Sechsjährigen aus dem 10. Stock geworfen

Tate-Modern-Täter über sein Motiv: "Ich wollte in die Nachrichten"

© Metropolitan Police

7. Dezember 2019 - 12:52 Uhr

Wahnsinns-Tat am Tate Modern in London

Er warf einen sechsjährigen Jungen aus dem zehnten Stock des Londoner Museums "Tate Modern" – die beiden hatten sich zuvor noch nie gesehen. Der 18-jährige Jonty Bravery hat die Tat jetzt vor Gericht gestanden. Sein Motiv macht sprachlos.

Tate-Modern-Täter: „Ich wollte es jedem Idioten beweisen"

Er habe bereits seit längerem geplant, jemanden zu verletzen, um ins Fernsehen zu kommen, gab der 18-Jährige zu. "Ich wollte es jedem Idioten beweisen, der sagt, dass ich keine psychischen Probleme habe. Ich wollte in die Nachrichten, wer ich bin und warum ich es getan habe", sagte er den Behörden.

Bravery sitzt seit der Tat in einer psychiatrischen Hochsicherheitsklinik in England. Bereits vor der Tat wurde bei ihm eine Autismus-Spektrum-Störung und eine Zwangsstörung diagnostiziert, mittlerweile steht auch eine Persönlichkeitsstörung im Raum.

Dem Gericht wurde er nur per Videoanruf zugeschaltet, wie die BBC berichtet. Das Urteil soll im Februar fallen.

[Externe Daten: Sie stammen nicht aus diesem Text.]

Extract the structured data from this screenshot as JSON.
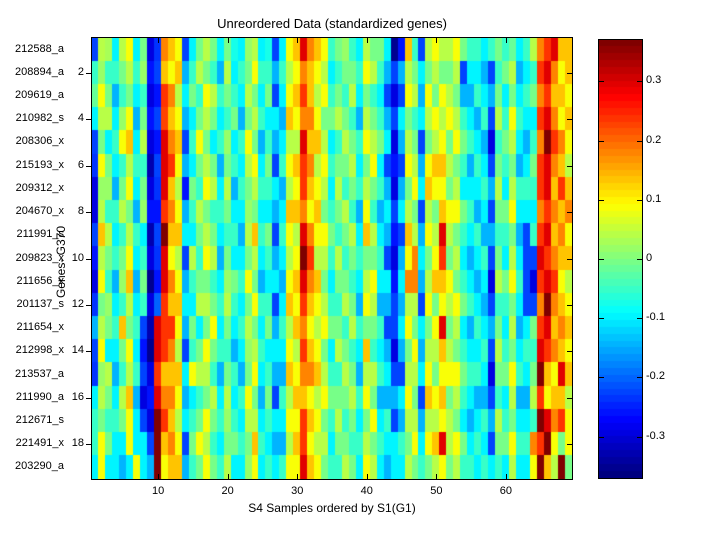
{
  "figure": {
    "background": "#ffffff"
  },
  "chart_data": {
    "type": "heatmap",
    "title": "Unreordered Data (standardized genes)",
    "xlabel": "S4 Samples ordered by S1(G1)",
    "ylabel": "Genes- G370",
    "colormap": "jet",
    "clim": [
      -0.37,
      0.37
    ],
    "n_rows": 19,
    "n_cols": 69,
    "x_ticks": [
      10,
      20,
      30,
      40,
      50,
      60
    ],
    "y_ticks": [
      2,
      4,
      6,
      8,
      10,
      12,
      14,
      16,
      18
    ],
    "colorbar_ticks": [
      0.3,
      0.2,
      0.1,
      0,
      -0.1,
      -0.2,
      -0.3
    ],
    "row_labels": [
      "212588_a",
      "208894_a",
      "209619_a",
      "210982_s",
      "208306_x",
      "215193_x",
      "209312_x",
      "204670_x",
      "211991_s",
      "209823_x",
      "211656_x",
      "201137_s",
      "211654_x",
      "212998_x",
      "213537_a",
      "211990_a",
      "212671_s",
      "221491_x",
      "203290_a"
    ],
    "values": [
      [
        -0.22,
        0.04,
        0.03,
        -0.1,
        0.04,
        0.09,
        -0.1,
        0,
        -0.3,
        -0.24,
        0.18,
        0.13,
        0.09,
        -0.22,
        -0.1,
        0,
        0.04,
        0,
        -0.1,
        0,
        -0.08,
        -0.1,
        0.02,
        0.04,
        -0.1,
        -0.08,
        -0.22,
        -0.1,
        0.09,
        0.13,
        0.3,
        0.18,
        0.13,
        0.09,
        -0.05,
        0,
        0.02,
        -0.05,
        -0.1,
        0.04,
        0,
        0,
        -0.1,
        -0.35,
        -0.26,
        0.13,
        -0.05,
        -0.22,
        0.04,
        0.09,
        0.04,
        0.04,
        0.09,
        0,
        -0.05,
        -0.05,
        -0.1,
        -0.05,
        0,
        -0.05,
        -0.02,
        -0.1,
        -0.05,
        0.04,
        0.18,
        0.24,
        0.3,
        0.13,
        0.13
      ],
      [
        -0.05,
        0.02,
        -0.05,
        -0.05,
        0,
        0.04,
        -0.05,
        0.02,
        -0.26,
        -0.22,
        0.13,
        0.09,
        0.13,
        -0.15,
        -0.05,
        0.04,
        0,
        -0.05,
        -0.15,
        0.04,
        -0.1,
        -0.05,
        0,
        0.09,
        -0.05,
        -0.05,
        -0.15,
        -0.05,
        0.04,
        0.09,
        0.18,
        0.13,
        0.09,
        0.04,
        -0.1,
        -0.05,
        0,
        0,
        -0.05,
        0.09,
        0.04,
        -0.05,
        -0.15,
        -0.22,
        -0.15,
        0.04,
        0,
        -0.1,
        0,
        0.04,
        0,
        0,
        0.04,
        -0.22,
        -0.1,
        -0.1,
        -0.15,
        -0.22,
        -0.05,
        0,
        0.04,
        -0.15,
        -0.1,
        -0.05,
        0.24,
        0.3,
        0.18,
        0.09,
        0.13
      ],
      [
        -0.02,
        0.09,
        0,
        -0.15,
        -0.05,
        0,
        -0.1,
        -0.05,
        -0.3,
        -0.26,
        0.24,
        0.18,
        0.04,
        -0.1,
        0,
        -0.05,
        0.09,
        0.04,
        -0.05,
        0,
        -0.05,
        -0.1,
        0.04,
        0,
        -0.1,
        0,
        -0.22,
        -0.1,
        0.09,
        0.13,
        0.24,
        0.13,
        0.04,
        0.09,
        -0.05,
        0,
        -0.05,
        0.04,
        -0.1,
        0,
        -0.05,
        -0.1,
        -0.22,
        -0.3,
        -0.22,
        0.09,
        0.04,
        -0.15,
        0.09,
        0,
        0.09,
        0.04,
        0,
        -0.15,
        -0.15,
        -0.05,
        -0.1,
        -0.15,
        0,
        -0.1,
        0,
        -0.1,
        -0.05,
        0,
        0.18,
        0.24,
        0.13,
        0.13,
        0.09
      ],
      [
        -0.1,
        0.04,
        0.04,
        -0.1,
        0.02,
        0.09,
        -0.15,
        0,
        -0.26,
        -0.22,
        0.22,
        0.13,
        0.09,
        -0.15,
        -0.1,
        0,
        0.04,
        0,
        -0.1,
        -0.05,
        0,
        -0.15,
        0,
        0.04,
        -0.05,
        -0.1,
        -0.1,
        -0.15,
        0.13,
        0.09,
        0.18,
        0.18,
        0.09,
        0,
        0,
        0.04,
        0,
        -0.05,
        -0.15,
        0.04,
        0,
        -0.05,
        -0.15,
        -0.22,
        -0.1,
        0,
        -0.05,
        -0.1,
        0.04,
        0.09,
        0.04,
        0.09,
        0.04,
        -0.05,
        -0.1,
        -0.15,
        -0.05,
        -0.22,
        0.04,
        -0.05,
        0.09,
        -0.05,
        -0.1,
        -0.1,
        0.24,
        0.3,
        0.18,
        0.09,
        0.13
      ],
      [
        -0.22,
        0,
        -0.1,
        -0.05,
        0.09,
        0.13,
        -0.1,
        0.04,
        -0.3,
        -0.26,
        0.3,
        0.18,
        0.13,
        -0.22,
        -0.05,
        0.09,
        0,
        -0.1,
        -0.05,
        0.02,
        -0.1,
        -0.05,
        0.09,
        0,
        -0.15,
        -0.05,
        -0.15,
        -0.1,
        0.04,
        0.04,
        0.3,
        0.13,
        0.13,
        0.04,
        -0.1,
        -0.05,
        0.04,
        0,
        -0.05,
        0.09,
        0.04,
        0,
        -0.1,
        -0.3,
        -0.15,
        0.04,
        0,
        -0.22,
        0,
        0.04,
        0.09,
        0,
        0.09,
        0,
        -0.05,
        -0.1,
        -0.15,
        -0.3,
        -0.05,
        0,
        0.04,
        -0.1,
        -0.15,
        -0.05,
        0.18,
        0.36,
        0.24,
        0.18,
        0.09
      ],
      [
        -0.24,
        0.09,
        0,
        -0.1,
        -0.05,
        0.04,
        -0.05,
        -0.05,
        -0.33,
        -0.22,
        0.3,
        0.24,
        0.09,
        -0.15,
        -0.1,
        0,
        0.04,
        0,
        -0.15,
        0,
        -0.05,
        -0.1,
        0.04,
        0.09,
        -0.1,
        0,
        -0.22,
        -0.05,
        0.09,
        0.13,
        0.24,
        0.18,
        0.04,
        0.09,
        -0.05,
        0,
        0,
        0.04,
        -0.1,
        0,
        0.09,
        -0.1,
        -0.22,
        -0.26,
        -0.22,
        0.09,
        0.04,
        -0.15,
        0.09,
        0.13,
        0.13,
        0.04,
        0,
        -0.05,
        -0.15,
        -0.05,
        -0.1,
        -0.22,
        0,
        -0.05,
        0,
        -0.15,
        -0.1,
        0,
        0.24,
        0.3,
        0.18,
        0.13,
        0.04
      ],
      [
        -0.3,
        0.02,
        0.02,
        -0.15,
        0,
        0.09,
        -0.1,
        0,
        -0.3,
        -0.24,
        0.3,
        0.13,
        0.04,
        -0.26,
        0,
        -0.05,
        0.09,
        0.04,
        -0.1,
        0.04,
        -0.15,
        -0.05,
        0,
        0.04,
        -0.05,
        -0.05,
        -0.1,
        -0.15,
        0.04,
        0.09,
        0.24,
        0.13,
        0.09,
        0.04,
        -0.1,
        0.04,
        -0.05,
        0,
        -0.05,
        0.04,
        0,
        -0.05,
        -0.15,
        -0.3,
        -0.15,
        0,
        0.09,
        -0.1,
        0.13,
        0.09,
        0.09,
        0,
        0.04,
        -0.1,
        -0.1,
        -0.1,
        -0.05,
        -0.15,
        0.04,
        -0.1,
        0.04,
        -0.05,
        -0.05,
        -0.05,
        0.24,
        0.3,
        0.13,
        0.24,
        0.13
      ],
      [
        -0.3,
        0.04,
        -0.05,
        -0.05,
        0.04,
        0,
        -0.15,
        0.02,
        -0.26,
        -0.26,
        0.24,
        0.18,
        0.09,
        -0.15,
        -0.05,
        0.04,
        0,
        -0.05,
        -0.05,
        0,
        -0.1,
        -0.1,
        0.02,
        0,
        -0.1,
        -0.1,
        -0.15,
        -0.1,
        0.13,
        0.13,
        0.18,
        0.09,
        0.13,
        0,
        -0.05,
        0,
        0.04,
        -0.05,
        -0.15,
        0.09,
        -0.05,
        -0.15,
        -0.1,
        -0.22,
        -0.1,
        0.04,
        0,
        -0.22,
        0.04,
        0,
        0.13,
        0.09,
        0.09,
        0,
        -0.05,
        -0.15,
        -0.1,
        -0.22,
        0,
        0,
        0.09,
        -0.1,
        -0.1,
        -0.1,
        0.18,
        0.24,
        0.18,
        0.13,
        0.18
      ],
      [
        -0.22,
        0.13,
        0.04,
        -0.1,
        -0.05,
        0.04,
        -0.05,
        -0.1,
        -0.33,
        -0.22,
        0.36,
        0.13,
        0.13,
        -0.1,
        -0.1,
        0,
        0.04,
        0,
        -0.1,
        -0.05,
        -0.05,
        -0.15,
        0.04,
        0.13,
        -0.05,
        0,
        -0.22,
        -0.05,
        0.09,
        0.04,
        0.3,
        0.18,
        0.09,
        0.09,
        0,
        -0.05,
        0,
        0.04,
        -0.1,
        0.13,
        0.04,
        -0.1,
        -0.15,
        -0.26,
        -0.22,
        0.13,
        0.04,
        -0.15,
        0.09,
        0.04,
        0.3,
        0.04,
        0,
        -0.05,
        -0.1,
        -0.05,
        -0.15,
        -0.15,
        -0.05,
        -0.05,
        0,
        -0.15,
        -0.22,
        -0.05,
        0.24,
        0.3,
        0.13,
        0.18,
        0.09
      ],
      [
        -0.26,
        0.04,
        0,
        -0.05,
        0,
        0.09,
        -0.1,
        -0.05,
        -0.3,
        -0.24,
        0.3,
        0.09,
        0.04,
        -0.22,
        0.04,
        -0.05,
        0.09,
        0.04,
        -0.15,
        0,
        -0.1,
        -0.1,
        0,
        0.04,
        -0.1,
        -0.05,
        -0.15,
        -0.1,
        0.04,
        0.09,
        0.36,
        0.24,
        0.04,
        0.04,
        -0.05,
        0.04,
        -0.05,
        0,
        -0.05,
        0,
        0,
        -0.05,
        -0.22,
        -0.3,
        -0.15,
        0.09,
        0.18,
        -0.1,
        0,
        0.09,
        0.24,
        0,
        0.04,
        -0.1,
        -0.15,
        -0.1,
        -0.05,
        -0.22,
        0,
        -0.1,
        0.04,
        -0.1,
        -0.22,
        -0.22,
        0.3,
        0.24,
        0.18,
        0.13,
        0.13
      ],
      [
        -0.3,
        0.09,
        -0.05,
        -0.15,
        0.02,
        0.13,
        -0.15,
        0,
        -0.35,
        -0.26,
        0.3,
        0.18,
        0.09,
        -0.15,
        -0.05,
        0,
        0,
        -0.05,
        -0.1,
        0.02,
        0,
        -0.05,
        0.09,
        0,
        -0.15,
        -0.1,
        -0.1,
        -0.15,
        0.09,
        0.13,
        0.3,
        0.18,
        0.13,
        0,
        -0.1,
        0,
        0,
        -0.05,
        -0.1,
        0.04,
        0.09,
        -0.1,
        -0.1,
        -0.26,
        -0.1,
        0.18,
        0.18,
        -0.15,
        0.04,
        0.13,
        0.13,
        0.09,
        0,
        -0.05,
        -0.1,
        -0.15,
        -0.1,
        -0.3,
        0.04,
        0,
        0.09,
        -0.05,
        -0.22,
        -0.3,
        0.24,
        0.3,
        0.24,
        0.09,
        0.04
      ],
      [
        -0.24,
        0,
        0.02,
        -0.1,
        -0.05,
        0.04,
        -0.1,
        -0.05,
        -0.3,
        -0.2,
        0.24,
        0.13,
        0.13,
        -0.1,
        -0.1,
        0.04,
        0.04,
        0,
        -0.05,
        0.04,
        -0.05,
        -0.1,
        0,
        0.09,
        -0.05,
        -0.05,
        -0.22,
        -0.1,
        0.13,
        0.09,
        0.24,
        0.13,
        0.09,
        0.04,
        -0.05,
        -0.05,
        0.04,
        0,
        -0.15,
        0.09,
        0.04,
        -0.15,
        -0.15,
        -0.22,
        -0.15,
        0.04,
        0.04,
        -0.22,
        0.09,
        0,
        0.09,
        0.04,
        0.09,
        0,
        -0.05,
        -0.1,
        -0.15,
        -0.22,
        -0.05,
        -0.05,
        0,
        -0.1,
        -0.22,
        -0.22,
        0.18,
        0.36,
        0.18,
        0.13,
        0.09
      ],
      [
        -0.15,
        0.04,
        0,
        -0.05,
        0.13,
        0,
        -0.05,
        -0.22,
        -0.33,
        0.3,
        0.24,
        0.24,
        0.09,
        -0.15,
        0,
        -0.1,
        0,
        0.09,
        -0.1,
        0,
        -0.1,
        -0.05,
        0.04,
        0,
        -0.1,
        0,
        -0.15,
        -0.05,
        0.04,
        0.13,
        0.18,
        0.09,
        0.04,
        0.09,
        0,
        0,
        -0.05,
        0.04,
        -0.05,
        0,
        0,
        -0.05,
        -0.22,
        -0.22,
        -0.1,
        0.09,
        0,
        -0.1,
        0,
        0.09,
        0.3,
        0,
        0.04,
        -0.1,
        -0.15,
        -0.05,
        -0.1,
        -0.15,
        0,
        -0.1,
        0.04,
        -0.15,
        -0.1,
        0,
        0.24,
        0.3,
        0.13,
        0.18,
        0.13
      ],
      [
        -0.22,
        0.09,
        -0.1,
        -0.1,
        0,
        0.09,
        -0.1,
        -0.26,
        -0.35,
        0.3,
        0.24,
        0.18,
        0.04,
        -0.22,
        -0.05,
        0,
        0.09,
        0,
        -0.05,
        -0.05,
        -0.15,
        -0.1,
        0.02,
        0.04,
        -0.05,
        -0.1,
        -0.1,
        -0.1,
        0.09,
        0.04,
        0.24,
        0.13,
        0.09,
        0,
        -0.1,
        0.04,
        0,
        -0.05,
        -0.1,
        0.13,
        -0.05,
        -0.1,
        -0.15,
        -0.3,
        -0.15,
        0,
        0.09,
        -0.15,
        0.04,
        0.04,
        0.13,
        0.04,
        0,
        -0.05,
        -0.1,
        -0.1,
        -0.05,
        -0.22,
        0.04,
        -0.05,
        0,
        -0.1,
        -0.05,
        -0.05,
        0.3,
        0.24,
        0.18,
        0.13,
        0.09
      ],
      [
        -0.24,
        0.02,
        0.04,
        -0.15,
        -0.05,
        0.04,
        -0.05,
        -0.22,
        -0.3,
        0.24,
        0.13,
        0.13,
        0.13,
        -0.1,
        0.09,
        0.04,
        0.04,
        -0.05,
        -0.15,
        0,
        -0.05,
        -0.15,
        0,
        0.09,
        -0.1,
        -0.05,
        -0.15,
        -0.15,
        0.13,
        0.09,
        0.18,
        0.18,
        0.13,
        0.04,
        -0.05,
        -0.05,
        0.04,
        0,
        -0.15,
        0.04,
        0.04,
        -0.05,
        -0.1,
        -0.22,
        -0.22,
        0.04,
        0.04,
        -0.1,
        0.09,
        0,
        0.09,
        0.09,
        0.09,
        0,
        -0.05,
        -0.05,
        -0.1,
        -0.3,
        0,
        0,
        0.09,
        -0.05,
        -0.1,
        0,
        0.36,
        0.13,
        0.09,
        0.3,
        0.13
      ],
      [
        -0.1,
        0.04,
        0,
        -0.1,
        0.04,
        0.13,
        -0.15,
        -0.3,
        -0.26,
        0.3,
        0.18,
        0.18,
        0.09,
        -0.15,
        -0.1,
        -0.05,
        0,
        0.04,
        -0.1,
        0.04,
        -0.1,
        -0.05,
        0.09,
        0,
        -0.15,
        0,
        -0.22,
        -0.05,
        0.04,
        0.13,
        0.13,
        0.09,
        0.04,
        0.09,
        0,
        0,
        0,
        0.04,
        -0.05,
        0.09,
        0,
        -0.15,
        -0.15,
        -0.15,
        -0.1,
        0.09,
        0,
        -0.22,
        0.13,
        0.09,
        0.13,
        0,
        0.04,
        -0.05,
        -0.1,
        -0.15,
        -0.15,
        -0.22,
        -0.05,
        -0.1,
        0.04,
        -0.15,
        -0.15,
        0.04,
        0.24,
        0.09,
        0.13,
        0.13,
        0.04
      ],
      [
        -0.05,
        0,
        -0.05,
        -0.05,
        0,
        0.09,
        -0.1,
        -0.22,
        -0.3,
        0.36,
        0.24,
        0.13,
        0.04,
        -0.1,
        -0.05,
        0,
        0.09,
        0,
        -0.05,
        0.02,
        -0.05,
        -0.1,
        0.04,
        0.04,
        -0.1,
        -0.05,
        -0.1,
        -0.1,
        0.09,
        0.09,
        0.24,
        0.13,
        0.09,
        0,
        -0.05,
        0.04,
        -0.05,
        0,
        -0.1,
        0,
        0.09,
        -0.1,
        -0.05,
        -0.22,
        -0.15,
        0.04,
        0.04,
        -0.15,
        0.04,
        0.04,
        0.09,
        0.04,
        0,
        -0.1,
        -0.15,
        -0.1,
        -0.05,
        -0.15,
        0.04,
        -0.05,
        0,
        -0.1,
        -0.1,
        -0.05,
        0.36,
        0.3,
        0.18,
        0.24,
        0.09
      ],
      [
        -0.05,
        0.09,
        0,
        -0.1,
        -0.1,
        0.09,
        -0.1,
        -0.1,
        -0.22,
        0.36,
        0.13,
        0.18,
        0.09,
        -0.22,
        0,
        0.09,
        0.04,
        -0.05,
        -0.1,
        0,
        0,
        -0.05,
        0,
        0.13,
        -0.05,
        -0.1,
        -0.15,
        -0.15,
        0.04,
        0.13,
        0.24,
        0.09,
        0.04,
        0.04,
        -0.1,
        0,
        0,
        -0.05,
        -0.05,
        0.04,
        0,
        -0.05,
        -0.1,
        -0.1,
        -0.05,
        0,
        0.09,
        -0.1,
        0.09,
        0.13,
        0.3,
        0.04,
        0.09,
        0,
        -0.1,
        -0.05,
        -0.1,
        -0.22,
        0,
        0,
        0.09,
        -0.05,
        -0.05,
        0.18,
        0.24,
        0.36,
        0.09,
        0,
        0.09
      ],
      [
        -0.1,
        0.09,
        -0.1,
        -0.1,
        -0.15,
        -0.1,
        0.09,
        -0.1,
        -0.15,
        0.36,
        0.09,
        0.13,
        0.13,
        -0.15,
        -0.05,
        0,
        0.09,
        0,
        -0.05,
        0.04,
        -0.1,
        -0.1,
        0.02,
        0.09,
        -0.1,
        -0.05,
        -0.1,
        -0.05,
        0.09,
        0.09,
        0.3,
        0.13,
        0.09,
        0,
        -0.05,
        -0.05,
        0.04,
        0,
        -0.1,
        0.09,
        0.04,
        -0.1,
        -0.15,
        -0.1,
        -0.1,
        0.04,
        0,
        -0.05,
        0,
        0.04,
        0.09,
        0,
        0.04,
        -0.05,
        -0.05,
        -0.1,
        -0.05,
        -0.1,
        -0.05,
        -0.1,
        0.04,
        -0.1,
        -0.1,
        0.09,
        0.36,
        0.13,
        0.04,
        0.36,
        0
      ]
    ]
  }
}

04.08.2019, Großbritannien, London: Einsatzwagen stehen vor dem Tate Modern Museum. Ein 17-Jähriger soll einen sechsjährigen Jungen von einer Aussichtsplattform im zehnten Stock geworfen haben. Der Jugendliche wurde wegen des Verdachts auf versuchten
Am 4. August warf Jonty Bravery einen sechsjährigen Jungen aus dem 10. Stock der Tate Modern Galerie in London.
© dpa, Yui Mok, frd

Aus dem Nichts warf Jonty Bravery einen Jungen aus dem 10. Stock

Am 4. August besuchte Bravery die "Tate Modern"-Galerie in London. Offenbar konnte er seine Aufpasser abschütteln, die ihn auf den Ausflug begleitet hatten. Er sah sich auf der Aufsichtsplattform im 10. Stock um. Dann riss er plötzlich den Jungen aus den Armen seine Mutter und warf ihn wie aus dem Nichts über die Brüstung. Besucher hielten Bravery fest, bis die Polizei ihn festnehmen konnte. Zu einem Angestellten des Museums sagte er nach der Tat: "Ich glaube, ich habe jemanden ermordet, ich habe gerade jemanden vom Balkon geworfen."

Der Sechsjährige schlug auf einem Dach im fünften Stock auf, blieb schwer verletzt liegen. Er wurde mit einer gebrochenen Wirbelsäule, Hirnblutungen und mehreren Brüchen an Armen und Beinen ins Krankenhaus eingeliefert. Das Kind war mit seinen Eltern zu Besuch in London, die Familie stammt aus Frankreich.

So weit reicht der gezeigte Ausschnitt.